В предисловии к книге[291]
автор говорит об истории ее создания. Интерес к глиняным черепкам, игравшим роль бюллетеней в ходе проведения остракизма, зародился у него уже в студенческие годы, когда, побывав на раскопках в Греции, он смог воочию увидеть в фондах афинского отделения Германского археологического института тысячи острака, найденных в 1960-х годах на Керамике и еще не опубликованных. Дальнейшим занятиям молодого ученого данной проблематикой способствовало его участие в семинаре под руководством одного из крупнейших в XX в. специалистов в области изучения остракизма и острака — А. Э. Раубичека. В 1994 г. Ш. Бренне защитил в Тюбингене диссертацию, представлявшую собой просопографическое исследование имен на острака.
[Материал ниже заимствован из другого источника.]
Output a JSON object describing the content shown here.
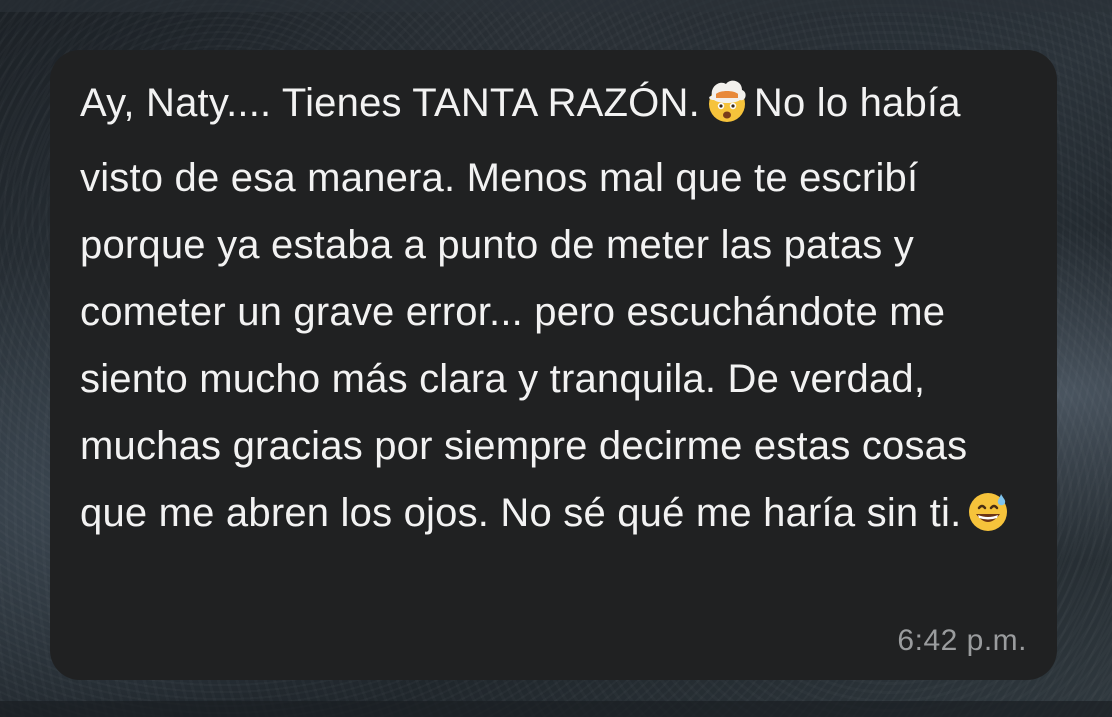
{
  "message": {
    "segments": [
      "Ay, Naty.... Tienes TANTA RAZÓN.",
      "No lo había visto de esa manera. Menos mal que te escribí porque ya estaba a punto de meter las patas y cometer un grave error... pero escuchándote me siento mucho más clara y tranquila. De verdad, muchas gracias por siempre decirme estas cosas que me abren los ojos. No sé qué me haría sin ti."
    ],
    "emojis": [
      "exploding-head-emoji",
      "grinning-sweat-emoji"
    ],
    "timestamp": "6:42 p.m."
  },
  "colors": {
    "bubble": "#202122",
    "text": "#f2f2f2",
    "timestamp": "#9a9c9e"
  }
}
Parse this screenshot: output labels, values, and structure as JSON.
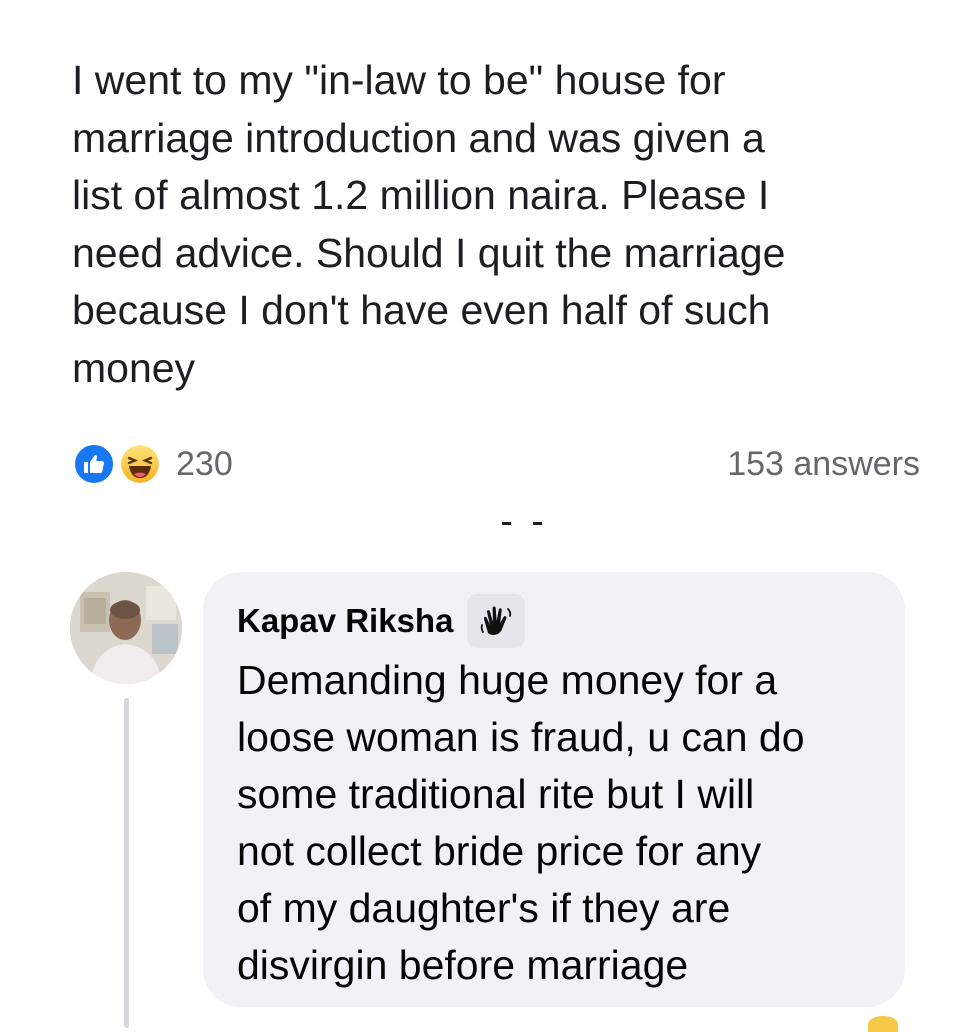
{
  "post": {
    "text": "I went to my \"in-law to be\" house for\nmarriage introduction and was given a\nlist of almost 1.2 million naira. Please I\nneed advice. Should I quit the marriage\nbecause I don't have even half of such\nmoney",
    "reactions": {
      "icons": [
        "like-icon",
        "haha-icon"
      ],
      "count": "230"
    },
    "answers_label": "153 answers"
  },
  "comment": {
    "author": "Kapav Riksha",
    "badge_icon": "waving-hand-icon",
    "text": "Demanding huge money for a\nloose woman is fraud, u can do\nsome traditional rite but I will\nnot collect bride price for any\nof my daughter's if they are\ndisvirgin before marriage"
  },
  "colors": {
    "like_blue": "#1877f2",
    "haha_yellow": "#f7c948",
    "bubble_bg": "#f0f2f5",
    "muted_text": "#65676b"
  }
}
Именно эта диссертация и была семь лет спустя издана им в виде книги, которую мы здесь разбираем. Тем временем автору было поручено подготовить полную публикацию острака с Керамика. Такая публикация, естественно, является весьма сложным и трудоемким мероприятием; на момент выхода монографии в свет она еще не была осуществлена.Таким образом, Ш. Бренне, работая над интересовавшими его проблемами, заведомо находился в значительно лучшем положении, нежели большинство других специалистов, занимающихся сходной проблематикой, поскольку в его распоряжении находился грандиозный (около 9 тысяч экземпляров) комплекс неизданных памятников. Здесь следует сказать без обиняков, что именно чрезмерная, на наш взгляд, задержка публикации острака с Керамика стала одной из главных причин замедления темпов исследования истории остракизма, наблюдающегося с 1970-х годов и по сей день. Как уже говорилось, статей об этом институте появляется немало, а вот написать о нем монографию, которая охватывала бы все основные аспекты изучаемого феномена, не берется никто. И это вполне понятно: без детального знакомства с самым крупным комплексом острака говорить об остракизме теперь чрезвычайно трудно.
Впрочем, и сам Бренне отнюдь не ставил перед собой задачу написать целостную историю остракизма. Название его книги можно было бы перевести на русский язык как «Остракизм и политическая элита[292]
в Афинах: аттические граждане V в. до н. э. на острака». Таким образом, внимание автора сосредоточено в первую очередь на проблемах просопографии. Собственно, именно так он и обозначает в первой, вводной главе[293] цели и задачи своего исследования: попытка изучить социальное и политическое положение отдельных лиц, упоминаемых на острака, а затем путем сведения полученных результатов воедино прийти к выводам, относящимся ко всей группе, к которой принадлежали эти лица. Что же касается определения этой группы, то у Бренне не возникает сомнения: в своем подавляющем большинстве те граждане, чьи имена фигурируют на черепках-«бюллетенях», должны были принадлежать к афинской социальной и политической элите. И действительно, институт остракизма по самой своей сущности был направлен именно против представителей самого высшего слоя гражданского коллектива, против тех афинян, которые казались «чрезмерно» влиятельными и поэтому заслуживающими десятилетнего изгнания из полиса. Разумеется, из каждого правила бывают свои исключения; вполне возможно, что на острака появляются (скажем, по причинам личного характера) и имена безвестных, не пользовавшихся влиянием граждан. Но, во-первых, можно смело утверждать, что имена такого рода будут в значительном меньшинстве. Во-вторых же, тому и служит научный арсенал просопографии как вспомогательной исторической дисциплины (а этот арсенал применительно к истории классических Афин в последние десятилетия был существенно усовершенствован благодаря работам целого ряда исследователей[294]), чтобы путем комплексного анализа разных категорий источникового материала делать более или менее ответственные выводы об идентификации и статусе ранее неизвестных из нарративной традиции персоналий.Таким образом, остракизм как институт афинской демократии сам по себе мало интересует Бренне. Этот исследователь, как сразу становится ясным для читателя, принадлежит к тому направлению в антиковедении, которое выдвигает во главу угла изучение не институтов, а факторов неинституционального характера — политических групп, элит и т. п. (подробнее см. выше, во введении к нашей работе). Соответственно, он лишь мимоходом касается во вводной главе основных аспектов истории остракизма, сообщая необходимый минимум сведений об этой процедуре (время учреждения, способ проведения и т. п.) и не более того.